Nabil Abdenadher, universitaire, formateur de l’Atide et observateur des élections de l’Assemblée constituante, raconte sa mémorable journée du 23 octobre.

Propos recueillis à Genève par Haykel Ezzeddine


 

«Ce 23 Octobre 2011 restera à jamais gravé dans ma mémoire. Pour la première fois de ma vie, j’ai pu «vivre» de vraies élections démocratiques et voté librement. Ce jour-là, je n’étais pas seulement citoyen électeur, mais aussi superviseur d’un groupe d’observateurs de l’Atide.

Tout simplement voter…

«6h15 : 45 minutes avant l’ouverture des centres de vote, j’étais déjà en «poste» avec mes observateurs pour les dernières retouches. Les consignes sont claires : un observateur est par définition indépendant, neutre et passif. Sa mission est de noter et transmettre les irrégularités. Le mot d’ordre est donc : «Pas de couleur, pas d’odeur, pas de goût».

«6h30 : Je voyais les premiers électeurs commencer à affluer. Les responsables de bureaux et centres de votes ouvraient leurs portes pour les observateurs et les représentants de partis.

«7h00 : Sous un soleil rayonnant, de longues files d’attentes se dessinaient déjà devant les centres et bureaux de vote qui ouvraient leurs portes au public.

«10h00 : Dans les cinq centres dont j’avais la responsabilité, les files d’attentes serpentaient les rues. Cela ne semblait pas décourager les gens qui continuent à affluer. Sous un soleil de plomb, munis de bouteilles d’eau, de casquettes, de parapluies, jeunes et moins jeunes parlaient, discutaient, vivaient ces instants de liberté tant attendus. Libres et fiers de pouvoir enfin valoriser sa voix, exprimer sa préférence… tout simplement voter.

«Entre 7h et 19h : Je parcourais à intervalles réguliers les cinq centres de vote. Je répondais aux questions des observateurs, les remplaçais lorsqu’ils allaient voter et assurais le relais avec le centre régional de l’Atide. Certains électeurs me posaient des questions, pensant que j'étais l’un des responsables du centre de vote. Malgré le nombre important d’électeurs, l’organisation était au rendez-vous.

«19h : Certains bureaux de vote ont déjà fermé et commencent le dépouillement. D’autres continuent à recevoir les électeurs présents. Les premiers résultats s’afficheront sur les portes dans quelques heures.

Deux cadeaux au monde arabo-musulman

«Peu importe les vainqueurs «politiques» de ces élections. L’essentiel est que la Tunisie a pu franchir le premier pas dans la mise en place d’une culture démocratique suffisamment stable et ancrée dans les esprits pour faire barrage à toute tentative de dérive.
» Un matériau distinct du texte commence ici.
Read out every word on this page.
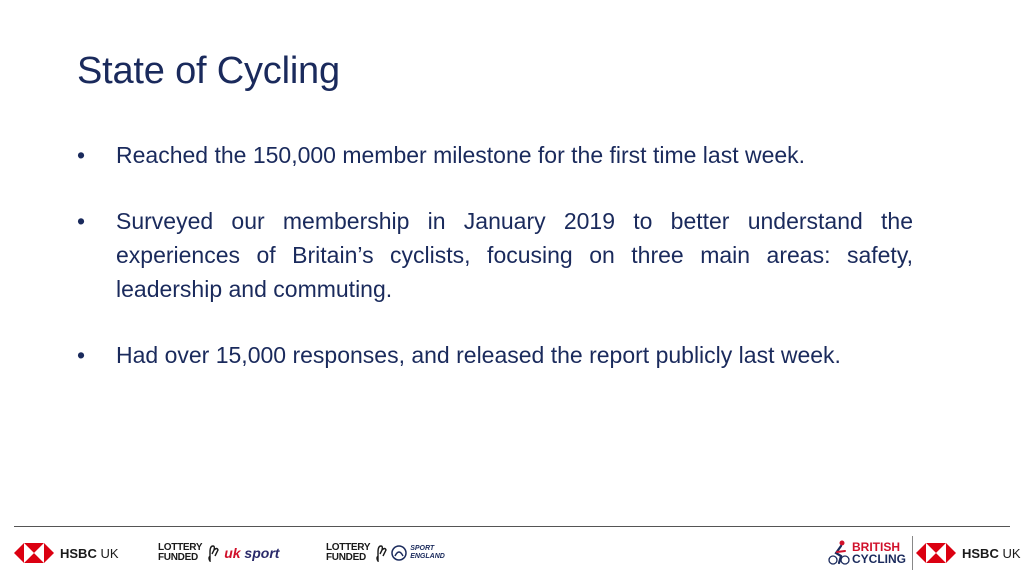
State of Cycling
• Reached the 150,000 member milestone for the first time last week.
• Surveyed our membership in January 2019 to better understand the experiences of Britain’s cyclists, focusing on three main areas: safety, leadership and commuting.
• Had over 15,000 responses, and released the report publicly last week.
HSBC UK	LOTTERY
FUNDED	uk sport	LOTTERY
FUNDED
SPORT
ENGLAND
BRITISH
CYCLING	HSBC UK
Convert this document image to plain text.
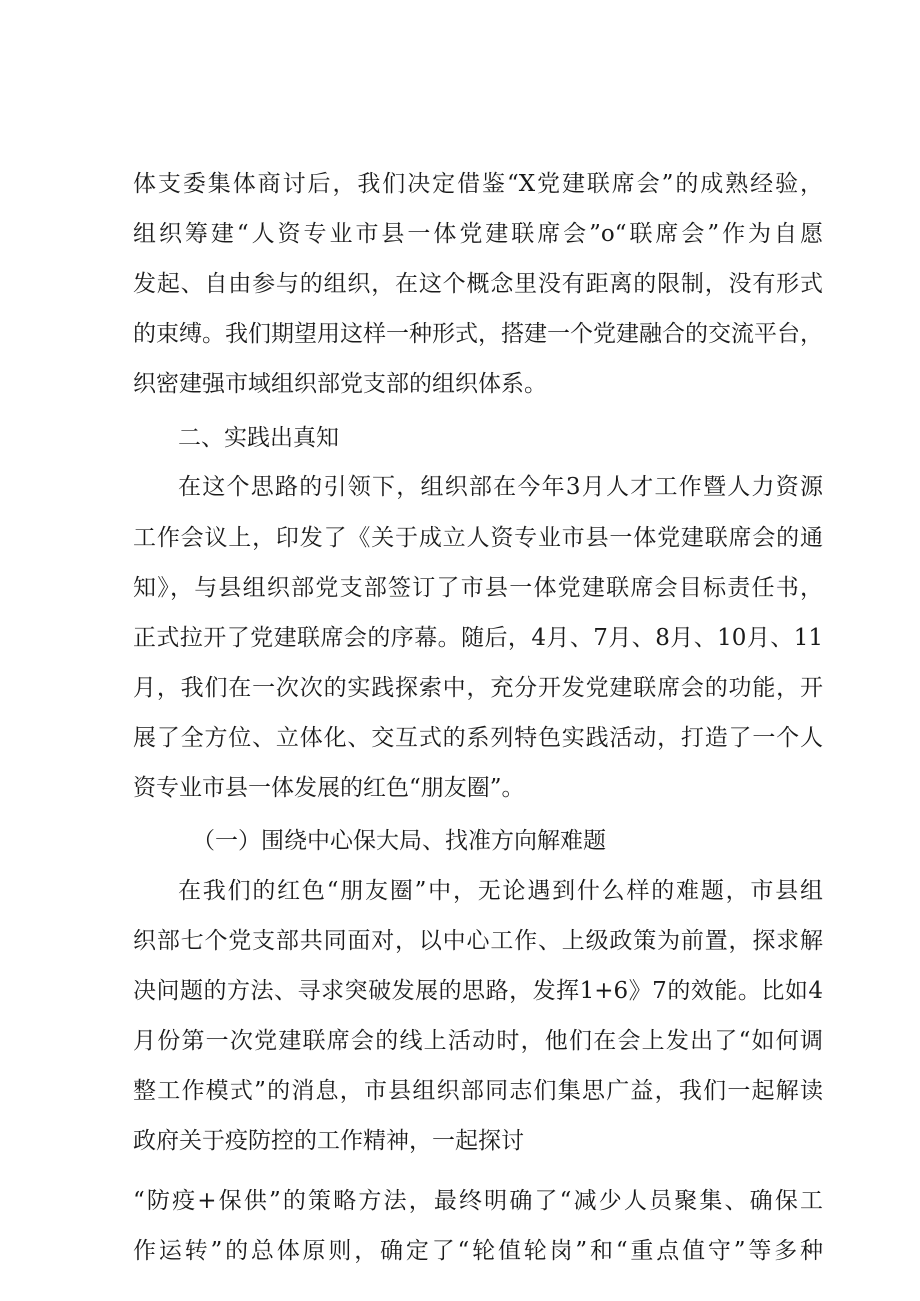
体支委集体商讨后，我们决定借鉴“X党建联席会”的成熟经验，
组织筹建“人资专业市县一体党建联席会”o“联席会”作为自愿
发起、自由参与的组织，在这个概念里没有距离的限制，没有形式
的束缚。我们期望用这样一种形式，搭建一个党建融合的交流平台，
织密建强市域组织部党支部的组织体系。
二、实践出真知
在这个思路的引领下，组织部在今年3月人才工作暨人力资源
工作会议上，印发了《关于成立人资专业市县一体党建联席会的通
知》，与县组织部党支部签订了市县一体党建联席会目标责任书，
正式拉开了党建联席会的序幕。随后，4月、7月、8月、10月、11
月，我们在一次次的实践探索中，充分开发党建联席会的功能，开
展了全方位、立体化、交互式的系列特色实践活动，打造了一个人
资专业市县一体发展的红色“朋友圈”。
（一）围绕中心保大局、找准方向解难题
在我们的红色“朋友圈”中，无论遇到什么样的难题，市县组
织部七个党支部共同面对，以中心工作、上级政策为前置，探求解
决问题的方法、寻求突破发展的思路，发挥1+6》7的效能。比如4
月份第一次党建联席会的线上活动时，他们在会上发出了“如何调
整工作模式”的消息，市县组织部同志们集思广益，我们一起解读
政府关于疫防控的工作精神，一起探讨
“防疫+保供”的策略方法，最终明确了“减少人员聚集、确保工
作运转”的总体原则，确定了“轮值轮岗”和“重点值守”等多种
Dans cette logique, il n’y a que des vainqueurs, pas de vaincus. Les perdants «politiques» d’aujourd’hui seront certainement les gagnants de demain.

«En cette année 2011, la Tunisie offre au monde arabo-musulman deux cadeaux. Le premier, involontaire et improvisé, a été livré le 14 Janvier 2011.

«Le second, minutieusement préparé et packagé, a été offert le 23 Octobre 2011.

«En cette fin 2011, si je suis fier d’être Tunisien, c’est bien parce que ce pays est sans nul doute le seul dans le monde à avoir offert à ses fils, en l’espace de quelques mois, une révolution pure comme l’eau de roche et des élections dignes des grandes démocraties.»

* Nabil Abdenadher, professeur à l’Université des sciences appliquées de Suisse occidentale (Hes-So, Hepia Genève), a été un observateur de premier plan pour ces élections. Professeur émérite, constamment sur le départ, vivant entre la Suisse et la Tunisie, presque à part égale, a bien voulu raconter son expérience avec cette démocratie naissante.
Pour l’Association tunisienne pour l’intégrité et la démocratie des élections (Atide), il a formé les observateurs indépendants de Genève et de Lausanne avant de regagner Tunis pour assister un autre groupe sur place.